23 de septiembre de 2025

Callar comunica la voluntad de establecer un vínculo que deja huellas.

 

No son las notas que tocas,

sino las notas que no tocas.

(Anónimo de difícil atribución)

 

Lo pedimos, lo exigimos y lo mendigamos en medio del ruido. Un silencio demandado dentro de un enjambre de “decibelios polarizantes” (externos e internos) que, a veces –y sin ser conscientes– se nos hace insoportable. De todos los silencios de la condición humana (el de la música, el de los oprimidos, el cómplice, el reflexivo…) quiero detenerme en ese que, en palabras de la profesora Ana Cristina Montoya, se conforma como «un jatharà (cavidad) –expresión utilizada en el yoga– en el que la palabra del otro se convierte en un mensaje, embellecido con significado».

Necesitamos ese silencio que desea y goza la escucha, la inquietud entusiasta de conocer al otro, que lucha por “ensimismarse” con él más allá de sus ideas o conceptos, que quiere “hacerle un hueco” en nuestro ser, generar un espacio profundo y creativo donde esa persona pueda expresarse y ser comprendida. Va más allá de la ausencia de palabra; son miradas, gestos que valoran y confirman, que permiten traspasar el muro para que la voz del otro entre hasta la capa más honda de nuestro ser; que le ayudan a comprenderse a sí mismo.

Hace poco me encontré con un antiguo alumno que me recordó cómo se había sentido ayudado por mis silencios.
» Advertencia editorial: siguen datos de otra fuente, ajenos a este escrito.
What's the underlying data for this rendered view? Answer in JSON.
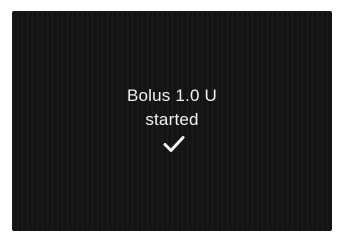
{
  "bolus_notification": {
    "line1": "Bolus 1.0 U",
    "line2": "started",
    "icon": "checkmark-icon"
  },
  "colors": {
    "screen_background": "#141414",
    "text": "#f2f2f2"
  }
}
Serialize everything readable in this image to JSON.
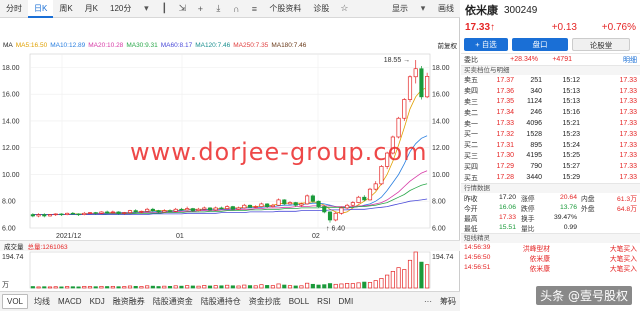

Se sintió escuchado y eso le permitió (le permite) «explorarse a sí mismo». He vuelto a comprender que mis silencios son el fruto y el resultado de esa mirada relacional que un día me cautivó. 

El verdadero silencio es generativo y sanador, capaz de significados profundos… y de emanar la esencia, no tanto de la comunicación, sino de ese otro, que es el fin último de la comunicación.  

Este silencio generativo nos cambia a nosotros y a los demás, nos hace comprender la relación como algo que tiene vida en sí y que, si bien depende de nosotros, nos excede. 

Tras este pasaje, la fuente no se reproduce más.